As for the choice of the optimal angle of inclination of the roof, it must be carried out depending on the roofing material used and the specifics of the climatic zone of construction. The fact is that shed roofs are most often sloping planes with an angle of inclination from 10 to 30 degrees, and therefore it is important to ensure adequate removal of precipitation. For example, if the roof is made of corrugated sheets, then the minimum angle of inclination should be 12 degrees. In this case, it is important to take into account the location of the sheets themselves - lay the corrugated sheeting so that the corrugated elements are directed along the slope. Cross laying will prevent the removal of sediment and other contaminants, such as fallen leaves.

Selection of material for a pitched roof

As for what material is best to use to cover the roof of a small barn with your own hands, the market offers a fairly wide selection of options.

    Asbestos-cement slate is a traditional and familiar roofing material in our country, which has good performance characteristics. At the same time, it requires careful waterproofing of the roof and places a significant load on the supporting structures, which is important to consider before building a shed with your own hands.

    Natural tiles have better properties than slate, but also weigh a lot.

    Metal materials – we are talking about corrugated sheets, metal tiles, etc. They provide a sufficient level of protection while being easy to use. The weight of the corrugated sheet is less than slate, but it is prone to condensation when temperatures fluctuate, and therefore requires careful waterproofing.

    Bituminous materials have excellent waterproofing characteristics and practically do not put any load on the rafters and frame of the shed, due to their relatively low weight.
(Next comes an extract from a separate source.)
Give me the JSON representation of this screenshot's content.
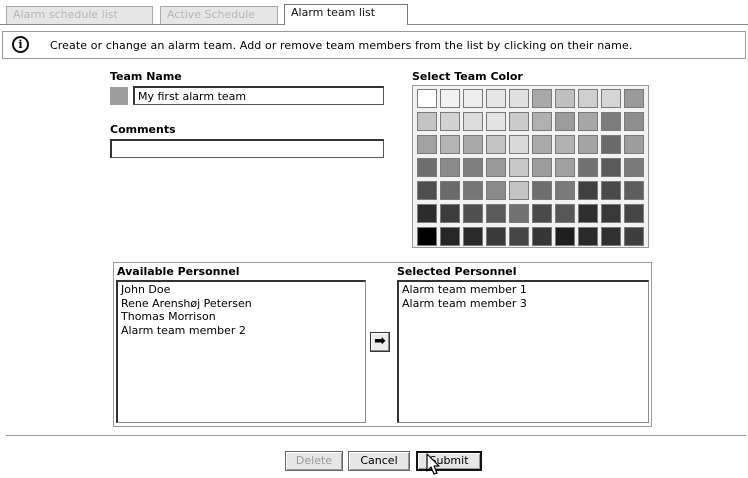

What to choose in a specific situation must be decided individually.

Removing precipitation from a pitched roof

The issue of removing precipitation from a pitched roof deserves special attention. The process can be carried out either spontaneously or in an organized manner. In the first case, the natural slope of the roof ensures that precipitation flows down, and it is freely removed from the edge along its entire width. If such a solution to the problem is planned, then this must be foreseen before building the barn and placing it with a slope towards a little-used area. If a drain is used, it is directed towards one of the corners of the building. At the same time, to prevent the negative impact of moisture on the foundation, it is recommended to construct a drainage system.

Installation of a pitched roof

If all preliminary issues have been resolved, then you can begin installing the shed roof with your own hands. To ensure compliance with the necessary technological rules for carrying out work, as well as safety precautions, all work should be divided into several stages and performed sequentially.

Design

Despite the comparative simplicity of manufacture, the initial stage of work should be a drawing of a shed with a pitched roof or a detailed diagram of the necessary structural part of the building. In the project, it is necessary to consider a way to ensure the required plane slope. The traditional option is to use two opposite walls of the barn, having different heights, as support for the rafter system. This issue is considered before building your shed with a pitched roof.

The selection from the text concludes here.